En todas partes están presentes, el partido y el gran hermano. En todos lados “un cartel de colores: la cara de un hombre de unos cuarenta y cinco años con un gran bigote negro y facciones hermosas y endurecidas” y una eterna inscripción: “el Gran Hermano te vigila”. Para esta vigilancia permanente, el partido contaba con un cuerpo policial (la policía del pensamiento) y un instrumento poderoso y eficaz: la telepantalla, presente en todos los lugares: la oficina, el trabajo, la calle, el hogar, incluso en las habitaciones y espacios más íntimos. Ningún sitio podía ser ajeno a esta mirada.
“La telepantalla recibía y transmitía simultáneamente. Cualquier sonido… era captado por el aparato. Además, mientras permaneciera dentro del radio de visión de la placa de metal, podía ser visto a la vez que oído. Por supuesto, no había manera de saber si le contemplaban a uno en un momento dado. Lo único posible era figurarse la frecuencia y el plan que empleaba la Policía del Pensamiento para controlar un hilo privado.”
“El instrumento (llamado telepantalla) podía ser amortiguado, pero no había manera de cerrarlo del todo.”
En esta obra, una de las lecturas que más disfrute en mi adolescencia y que he releído persistentemente a lo largo de mi vida, pienso casi todos los días, cuando veo a tanta gente, de todas las edades, que prefieren estar permanentemente con los ojos pegados a una pantalla: en la calle, en el trabajo, mientras esperan el autobús, mientras hacen tiempo, mientras las atiende el odontólogo, incluso en el salón de clases, mientras les hablo como si yo no existiera.
A menudo eso es lo que hacen con quienes tienen al frente: ignorarlo.
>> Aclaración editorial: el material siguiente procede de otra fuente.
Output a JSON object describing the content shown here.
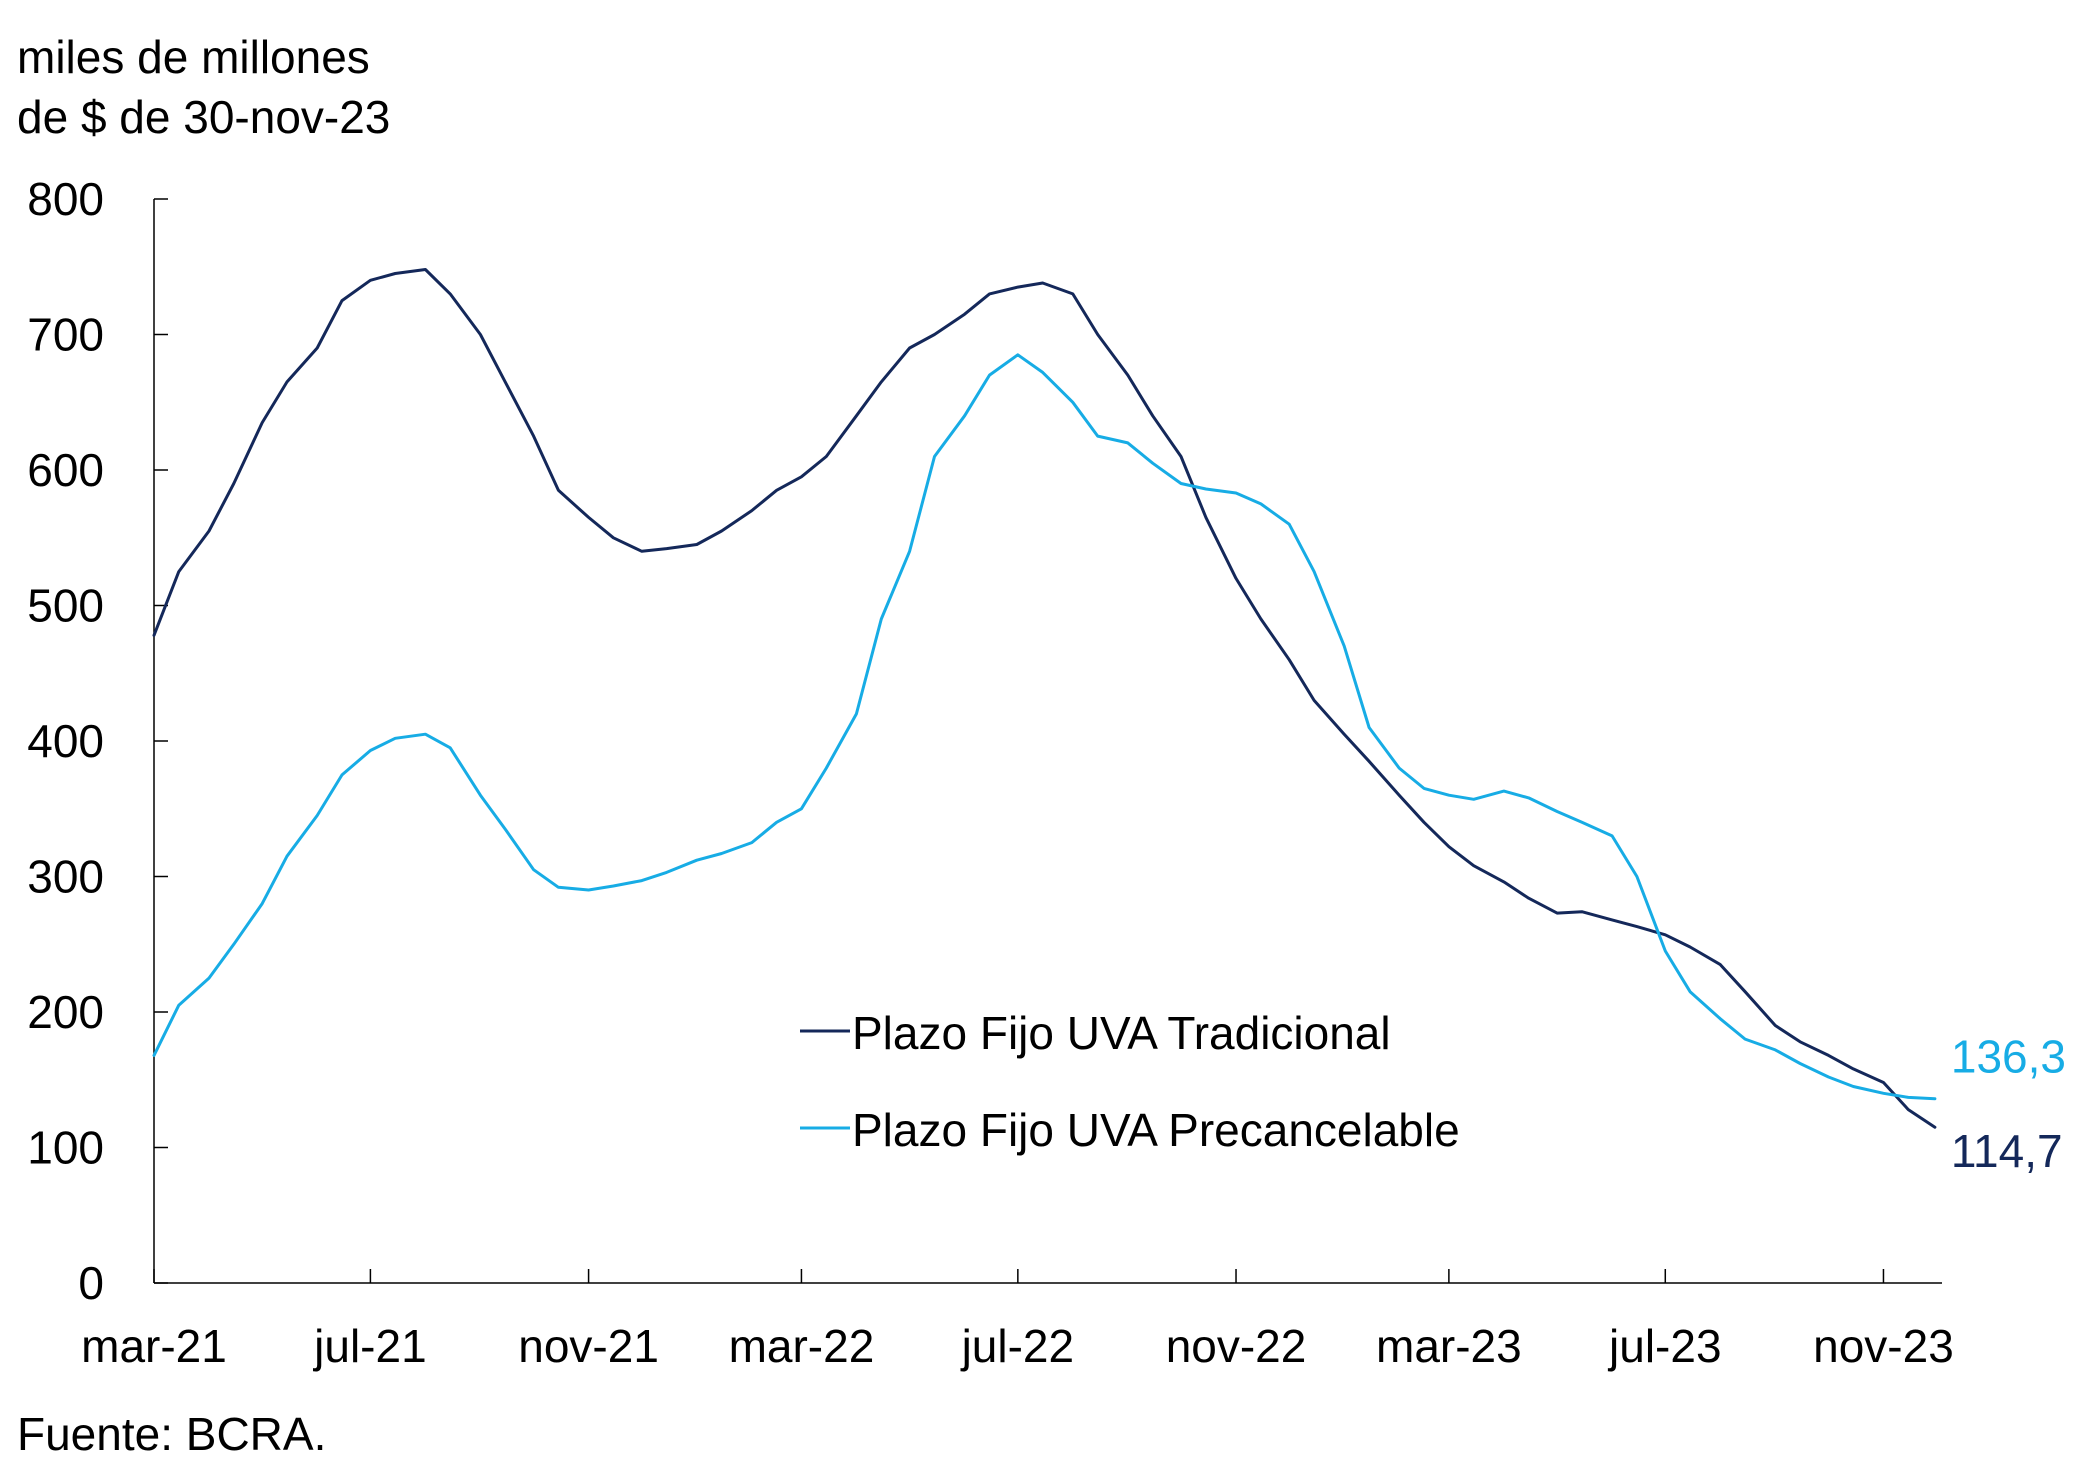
{
  "chart_data": {
    "type": "line",
    "ylabel": [
      "miles de millones",
      "de $ de 30-nov-23"
    ],
    "xlabel": "",
    "ylim": [
      0,
      800
    ],
    "yticks": [
      0,
      100,
      200,
      300,
      400,
      500,
      600,
      700,
      800
    ],
    "xlim": [
      "2021-03-01",
      "2023-12-04"
    ],
    "xticks": [
      {
        "label": "mar-21",
        "date": "2021-03-01"
      },
      {
        "label": "jul-21",
        "date": "2021-07-01"
      },
      {
        "label": "nov-21",
        "date": "2021-11-01"
      },
      {
        "label": "mar-22",
        "date": "2022-03-01"
      },
      {
        "label": "jul-22",
        "date": "2022-07-01"
      },
      {
        "label": "nov-22",
        "date": "2022-11-01"
      },
      {
        "label": "mar-23",
        "date": "2023-03-01"
      },
      {
        "label": "jul-23",
        "date": "2023-07-01"
      },
      {
        "label": "nov-23",
        "date": "2023-11-01"
      }
    ],
    "grid": false,
    "legend_position": "bottom-center",
    "source": "Fuente: BCRA.",
    "series": [
      {
        "name": "Plazo Fijo UVA Tradicional",
        "color": "#14285a",
        "end_label": "114,7",
        "x": [
          "2021-03-01",
          "2021-03-15",
          "2021-04-01",
          "2021-04-15",
          "2021-05-01",
          "2021-05-15",
          "2021-06-01",
          "2021-06-15",
          "2021-07-01",
          "2021-07-15",
          "2021-08-01",
          "2021-08-15",
          "2021-09-01",
          "2021-09-15",
          "2021-10-01",
          "2021-10-15",
          "2021-11-01",
          "2021-11-15",
          "2021-12-01",
          "2021-12-15",
          "2022-01-01",
          "2022-01-15",
          "2022-02-01",
          "2022-02-15",
          "2022-03-01",
          "2022-03-15",
          "2022-04-01",
          "2022-04-15",
          "2022-05-01",
          "2022-05-15",
          "2022-06-01",
          "2022-06-15",
          "2022-07-01",
          "2022-07-15",
          "2022-08-01",
          "2022-08-15",
          "2022-09-01",
          "2022-09-15",
          "2022-10-01",
          "2022-10-15",
          "2022-11-01",
          "2022-11-15",
          "2022-12-01",
          "2022-12-15",
          "2023-01-01",
          "2023-01-15",
          "2023-02-01",
          "2023-02-15",
          "2023-03-01",
          "2023-03-15",
          "2023-04-01",
          "2023-04-15",
          "2023-05-01",
          "2023-05-15",
          "2023-06-01",
          "2023-06-15",
          "2023-07-01",
          "2023-07-15",
          "2023-08-01",
          "2023-08-15",
          "2023-09-01",
          "2023-09-15",
          "2023-10-01",
          "2023-10-15",
          "2023-11-01",
          "2023-11-15",
          "2023-11-30"
        ],
        "values": [
          478,
          525,
          555,
          590,
          635,
          665,
          690,
          725,
          740,
          745,
          748,
          730,
          700,
          665,
          625,
          585,
          565,
          550,
          540,
          542,
          545,
          555,
          570,
          585,
          595,
          610,
          640,
          665,
          690,
          700,
          715,
          730,
          735,
          738,
          730,
          700,
          670,
          640,
          610,
          565,
          520,
          490,
          460,
          430,
          405,
          385,
          360,
          340,
          322,
          308,
          296,
          284,
          273,
          274,
          268,
          263,
          257,
          248,
          235,
          215,
          190,
          178,
          168,
          158,
          148,
          128,
          115
        ]
      },
      {
        "name": "Plazo Fijo UVA Precancelable",
        "color": "#17ace5",
        "end_label": "136,3",
        "x": [
          "2021-03-01",
          "2021-03-15",
          "2021-04-01",
          "2021-04-15",
          "2021-05-01",
          "2021-05-15",
          "2021-06-01",
          "2021-06-15",
          "2021-07-01",
          "2021-07-15",
          "2021-08-01",
          "2021-08-15",
          "2021-09-01",
          "2021-09-15",
          "2021-10-01",
          "2021-10-15",
          "2021-11-01",
          "2021-11-15",
          "2021-12-01",
          "2021-12-15",
          "2022-01-01",
          "2022-01-15",
          "2022-02-01",
          "2022-02-15",
          "2022-03-01",
          "2022-03-15",
          "2022-04-01",
          "2022-04-15",
          "2022-05-01",
          "2022-05-15",
          "2022-06-01",
          "2022-06-15",
          "2022-07-01",
          "2022-07-15",
          "2022-08-01",
          "2022-08-15",
          "2022-09-01",
          "2022-09-15",
          "2022-10-01",
          "2022-10-15",
          "2022-11-01",
          "2022-11-15",
          "2022-12-01",
          "2022-12-15",
          "2023-01-01",
          "2023-01-15",
          "2023-02-01",
          "2023-02-15",
          "2023-03-01",
          "2023-03-15",
          "2023-04-01",
          "2023-04-15",
          "2023-05-01",
          "2023-05-15",
          "2023-06-01",
          "2023-06-15",
          "2023-07-01",
          "2023-07-15",
          "2023-08-01",
          "2023-08-15",
          "2023-09-01",
          "2023-09-15",
          "2023-10-01",
          "2023-10-15",
          "2023-11-01",
          "2023-11-15",
          "2023-11-30"
        ],
        "values": [
          168,
          205,
          225,
          250,
          280,
          315,
          345,
          375,
          393,
          402,
          405,
          395,
          360,
          335,
          305,
          292,
          290,
          293,
          297,
          303,
          312,
          317,
          325,
          340,
          350,
          380,
          420,
          490,
          540,
          610,
          640,
          670,
          685,
          672,
          650,
          625,
          620,
          605,
          590,
          586,
          583,
          575,
          560,
          525,
          470,
          410,
          380,
          365,
          360,
          357,
          363,
          358,
          348,
          340,
          330,
          300,
          245,
          215,
          195,
          180,
          172,
          162,
          152,
          145,
          140,
          137,
          136
        ]
      }
    ]
  }
}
Yo todavía no comprendo por qué parece más divertido hablar a través de sms, whats app, o lo que sea que sea, en lugar de hacerlo con una persona real, en lugar de interactuar con su entorno real. Parece que cada vez nos distanciamos más de lo concreto, de lo que está vivo y nos sumergimos en eso que se parece a pero que no es la vida. Y así pasamos el día: de la pantalla del teléfono a la tablet, de la computadora al televisor. Cada cinco segundos miramos una mini telepantalla y eso nos hace felices. Ésta es nuestra utopía.
Alguna clase de efecto psicotrópico debe tener la luz que emiten esos aparatos, pienso yo, para que generen tan enfermiza obsesión. Alguien alguna vez, en un oscuro laboratorio de no sé qué oscuro gobierno, habrá experimentado con seres humanos hasta encontrar la frecuencia de onda exacta que hipnotiza a la gente y la hace tan dependiente de cualquier superficie de cristal que proyecte luz… ya estoy desvariando yo, por tanto ver esta pantalla mientras escribo. (Mientras escribo y veo esta pantalla donde van apareciendo las letras al ritmo que mis dedos teclean, reviso a ratos el celular, también abro el facebook; y no puedo evitar la vaga sensación de que alguien también me vigila. Espero que sólo sean ustedes, mis amables lectores.)
El Gran Hermano tal vez esté allí detrás de todo eso y no lo sabemos. En la novela de Orwell se insinúa que el Gran Hermano bien podía no existir, ser sólo una ficción, y en su lugar un grupo de personas idearon todo eso para someter a los demás a la más perversa de las esclavitudes: la del pensamiento. Pero lo peor era que nadie se rebelaba contra la vigilancia a través de las telepantallas; nadie parecía querer escapar de ese control totalitario, nadie parece querer escapar ahora. Quizás todos nos vigilamos los unos a los otros a través de las redes. El gran hermano somos todos.